I don't want to appear to be pushing too hard or anything, as we all have our schedules and queues to deal with.
But! This is one of those movies where I'm chomping at the bit to discuss in more detail, but the obvious problem is that the film is a minefield of spoiler territory. This is a major reason why the film is so tantalizing, is in the discovery of the little mysteries and details it offers. I can only hope that, given the film's density and its emerging prominence in the award-season discussion, more people will be compelled to seek out the film in order to be a part of the discussion.
I watched the film a second time, which required a lot of recontextualizing information from the film's first half under the light of its later revelations which, on first watch, these details seemed so mundane that they didn't even register as being worth keeping in mind. The film is also filled with cultural references that are sometimes quite oblique (there's an obscure book called Challenge which is shown, and it's a real book which has subject matter extremely relevant but only if you're familiar with the book or only after looking the book up afterward will it make any sense.) The film opens with "Cura Mente", a vocal in the style of the Amazonian tribe Shipibo-Conibo, who are briefly mentioned during a flush of expository details about Tar's academic research work. The connection is never explicated, and can only be made (by a layman) after learning and putting these details in place, and, again, this connection carries significant symbolic importance to her character. The film was designed to be engaged with in such a way, not merely watched.
I did see where there's a Tar thread on movieforums, but it suffers from the typical intellectual stagnance of that site. Only Minio's or Little Ash's contributions have amounted to much. Obviously a sociopath like Agrippina would see Tar as some kind of heroic triumph and initially ignore its horror elements. And again with this goddamn Gideon58, calling the film "pretentious" (unable to see pretention as an essential character element), complaining about the length, and saying really dumb stuff like "for a movie about music and musicians, the film barely had any music score, except for what was produced by the orchestra". I swear I'm going to start ripping hair from my head if I read very much more from this idiot.
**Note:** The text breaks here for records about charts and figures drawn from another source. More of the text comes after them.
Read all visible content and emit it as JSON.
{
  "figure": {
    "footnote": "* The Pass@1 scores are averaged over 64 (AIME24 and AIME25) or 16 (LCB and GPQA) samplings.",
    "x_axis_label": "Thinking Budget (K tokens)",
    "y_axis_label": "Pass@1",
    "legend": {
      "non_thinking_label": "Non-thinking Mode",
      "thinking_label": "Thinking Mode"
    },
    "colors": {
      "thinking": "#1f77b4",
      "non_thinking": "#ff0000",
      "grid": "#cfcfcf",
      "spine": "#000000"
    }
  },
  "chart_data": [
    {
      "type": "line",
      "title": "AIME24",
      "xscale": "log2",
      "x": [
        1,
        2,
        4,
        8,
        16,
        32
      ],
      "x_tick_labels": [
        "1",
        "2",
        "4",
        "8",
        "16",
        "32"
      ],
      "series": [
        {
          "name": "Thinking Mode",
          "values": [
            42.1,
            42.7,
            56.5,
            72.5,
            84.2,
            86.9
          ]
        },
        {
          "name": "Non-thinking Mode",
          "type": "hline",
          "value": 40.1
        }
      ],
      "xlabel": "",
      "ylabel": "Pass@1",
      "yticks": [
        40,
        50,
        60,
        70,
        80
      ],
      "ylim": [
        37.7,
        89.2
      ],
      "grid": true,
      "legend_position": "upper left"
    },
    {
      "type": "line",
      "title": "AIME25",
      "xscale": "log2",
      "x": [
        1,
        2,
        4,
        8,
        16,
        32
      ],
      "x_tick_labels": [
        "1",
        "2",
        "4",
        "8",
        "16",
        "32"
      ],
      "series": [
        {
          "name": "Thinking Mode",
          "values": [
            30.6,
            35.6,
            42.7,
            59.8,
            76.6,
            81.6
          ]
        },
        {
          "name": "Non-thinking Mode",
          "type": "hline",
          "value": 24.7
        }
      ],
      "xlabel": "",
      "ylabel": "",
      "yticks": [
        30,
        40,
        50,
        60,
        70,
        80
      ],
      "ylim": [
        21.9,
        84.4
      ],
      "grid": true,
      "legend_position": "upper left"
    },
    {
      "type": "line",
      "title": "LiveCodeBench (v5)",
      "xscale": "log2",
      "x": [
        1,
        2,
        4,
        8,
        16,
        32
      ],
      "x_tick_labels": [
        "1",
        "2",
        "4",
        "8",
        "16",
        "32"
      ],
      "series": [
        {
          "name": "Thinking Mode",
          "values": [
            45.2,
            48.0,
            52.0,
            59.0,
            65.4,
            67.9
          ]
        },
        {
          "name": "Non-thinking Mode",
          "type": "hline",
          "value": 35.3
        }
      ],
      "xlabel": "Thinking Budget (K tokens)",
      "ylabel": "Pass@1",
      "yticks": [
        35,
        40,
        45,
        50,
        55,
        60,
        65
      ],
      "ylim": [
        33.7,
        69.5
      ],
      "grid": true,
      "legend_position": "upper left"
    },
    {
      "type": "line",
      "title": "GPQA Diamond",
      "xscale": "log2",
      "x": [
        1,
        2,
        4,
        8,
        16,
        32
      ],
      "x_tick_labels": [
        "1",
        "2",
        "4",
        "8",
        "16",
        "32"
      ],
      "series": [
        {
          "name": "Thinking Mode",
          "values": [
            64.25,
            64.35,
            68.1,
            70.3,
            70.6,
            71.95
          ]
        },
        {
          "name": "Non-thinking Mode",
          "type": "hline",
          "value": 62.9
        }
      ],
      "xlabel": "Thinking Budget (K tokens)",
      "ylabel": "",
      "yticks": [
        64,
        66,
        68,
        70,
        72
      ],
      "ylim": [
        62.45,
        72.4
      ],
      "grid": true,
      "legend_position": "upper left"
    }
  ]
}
But Little Ash provided an excellent analysis, absolutely riddled with spoilers, of the film's mysteries, which I don't fully buy in all of the particulars, but no one is demanding that there is any singular truth here:
But what does it all mean? What really happens? Is it all a dream? I admit that I don’t know, nor do I think Todd Field wants us to “know.” Tár isn’t a puzzle box, where the answer clicks into place at the end and we understand, at last, who Keyser Söze was. Think of this film, instead, as a journey through a haunted forest, like the ones the Grimms wrote about—like the one where Lydia hears that scream. We wend our way down ever-darker paths, becoming less and less certain what is real and what is not. By presenting the reality of Tár as increasingly subjective, Field is demanding that we question everything we see on that big screen, and receive the film as a mix of plot and psychology, incident and nightmare—all coming back around to the life, the dreams, and the fears of the incomparable Lydia Tár.
And finally I'll point one thing from that article which is the closest to being considered as a true spoiler - a hint at the nature of the film we're watching - and a detail that I admit completely eluded me on the initial watch. Although I don't think this is such a fatal spoiler as to ruin the film - it may even add to its enticement - it may prejudice to some extent how one enters into it. Therefore, I'll utilize Rampop's Spoiler Thread for further detail.